Establishment of chemosensitivity tests in triple-negative and BRCA-mutated breast cancer patient-derived xenograft models.

Abstract

A patient-derived xenograft (PDX) model is an in vivo animal model which provides biological and genomic profiles similar to a primary tumor. The characterization of factors that influence the establishment of PDX is crucial. Furthermore, PDX models can provide a platform for chemosensitivity tests to evaluate the effectiveness of a target agent before applying it in clinical trials. We implanted 83 cases of breast cancer into NOD.Cg-Prkdcscid Il2rgtm1Sug/Jic mice, to develop PDX models. Clinicopathological factors of primary tumors were reviewed to identify the factors affecting engraftment success rates. After the establishment of PDX models, we performed olaparib and carboplatin chemosensitivity tests. We used PDX models from triple-negative breast cancer (TNBC) with neoadjuvant chemotherapy and/or germline BRCA1 mutations in chemosensitivity tests. The univariate analyses (p<0.05) showed factors which were significantly associated with successful engraftment of PDX models include poor histologic grade, presence of BRCA mutation, aggressive diseases, and death.
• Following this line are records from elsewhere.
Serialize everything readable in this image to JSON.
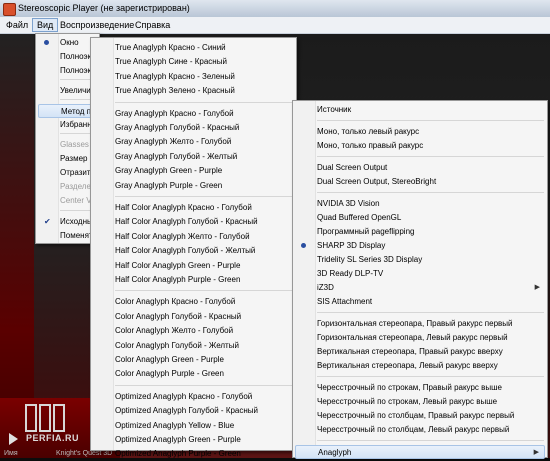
{
  "window": {
    "title": "Stereoscopic Player (не зарегистрирован)"
  },
  "menubar": [
    {
      "label": "Файл"
    },
    {
      "label": "Вид"
    },
    {
      "label": "Воспроизведение"
    },
    {
      "label": "Справка"
    }
  ],
  "view_menu": {
    "items": [
      {
        "label": "Окно",
        "mark": "bullet"
      },
      {
        "label": "Полноэкр"
      },
      {
        "label": "Полноэкр"
      },
      {
        "label": "Увеличит"
      },
      {
        "label": "Метод пр",
        "highlight": true
      },
      {
        "label": "Избранны"
      },
      {
        "label": "Glasses Co",
        "disabled": true
      },
      {
        "label": "Размер (ф"
      },
      {
        "label": "Отразить"
      },
      {
        "label": "Разделен",
        "disabled": true
      },
      {
        "label": "Center Vie",
        "disabled": true
      },
      {
        "label": "Исходный",
        "mark": "check"
      },
      {
        "label": "Поменят"
      }
    ]
  },
  "method_menu": {
    "groups": [
      [
        "True Anaglyph Красно - Синий",
        "True Anaglyph Сине - Красный",
        "True Anaglyph Красно - Зеленый",
        "True Anaglyph Зелено - Красный"
      ],
      [
        "Gray Anaglyph Красно - Голубой",
        "Gray Anaglyph Голубой - Красный",
        "Gray Anaglyph Желто - Голубой",
        "Gray Anaglyph Голубой - Желтый",
        "Gray Anaglyph Green - Purple",
        "Gray Anaglyph Purple - Green"
      ],
      [
        "Half Color Anaglyph Красно - Голубой",
        "Half Color Anaglyph Голубой - Красный",
        "Half Color Anaglyph Желто - Голубой",
        "Half Color Anaglyph Голубой - Желтый",
        "Half Color Anaglyph Green - Purple",
        "Half Color Anaglyph Purple - Green"
      ],
      [
        "Color Anaglyph Красно - Голубой",
        "Color Anaglyph Голубой - Красный",
        "Color Anaglyph Желто - Голубой",
        "Color Anaglyph Голубой - Желтый",
        "Color Anaglyph Green - Purple",
        "Color Anaglyph Purple - Green"
      ],
      [
        "Optimized Anaglyph Красно - Голубой",
        "Optimized Anaglyph Голубой - Красный",
        "Optimized Anaglyph Yellow - Blue",
        "Optimized Anaglyph Green - Purple",
        "Optimized Anaglyph Purple - Green"
      ]
    ]
  },
  "output_menu": {
    "groups": [
      [
        {
          "label": "Источник"
        }
      ],
      [
        {
          "label": "Моно, только левый ракурс"
        },
        {
          "label": "Моно, только правый ракурс"
        }
      ],
      [
        {
          "label": "Dual Screen Output"
        },
        {
          "label": "Dual Screen Output, StereoBright"
        }
      ],
      [
        {
          "label": "NVIDIA 3D Vision"
        },
        {
          "label": "Quad Buffered OpenGL"
        },
        {
          "label": "Программный pageflipping"
        },
        {
          "label": "SHARP 3D Display",
          "selected": true
        },
        {
          "label": "Tridelity SL Series 3D Display"
        },
        {
          "label": "3D Ready DLP-TV"
        },
        {
          "label": "iZ3D",
          "submenu": true
        },
        {
          "label": "SIS Attachment"
        }
      ],
      [
        {
          "label": "Горизонтальная стереопара, Правый ракурс первый"
        },
        {
          "label": "Горизонтальная стереопара, Левый ракурс первый"
        },
        {
          "label": "Вертикальная стереопара, Правый ракурс вверху"
        },
        {
          "label": "Вертикальная стереопара, Левый ракурс вверху"
        }
      ],
      [
        {
          "label": "Чересстрочный по строкам, Правый ракурс выше"
        },
        {
          "label": "Чересстрочный по строкам, Левый ракурс выше"
        },
        {
          "label": "Чересстрочный по столбцам, Правый ракурс первый"
        },
        {
          "label": "Чересстрочный по столбцам, Левый ракурс первый"
        }
      ],
      [
        {
          "label": "Anaglyph",
          "submenu": true,
          "highlight": true
        }
      ]
    ]
  },
  "watermark": {
    "text": "PERFIA.RU"
  },
  "status": {
    "left": "Имя",
    "right": "Knight's Quest 3D"
  },
  "colors": {
    "menu_bg": "#f5f5f5",
    "highlight": "#d3e3f6",
    "mark": "#2a4ea0"
  },
  "icons": {
    "play": "play-icon",
    "check": "check-icon",
    "radio": "radio-bullet-icon",
    "submenu": "chevron-right-icon"
  }
}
Factors which were independently associated with successful engraftment of PDX models on multivariate analyses include poor histologic grade and aggressive diseases status. In chemosensitivity tests, a PDX model with the BRCA1 L1780P mutation showed partial response to olaparib and complete response to carboplatin. Successful engraftment of PDX models was significantly associated with aggressive diseases. Patients who have aggressive diseases status, large tumors, and poor histologic grade are ideal candidates for developing successful PDX models. Chemosensitivity tests using the PDX models provide additional information about alternative treatment strategies for residual TNBC after neoadjuvant chemotherapy.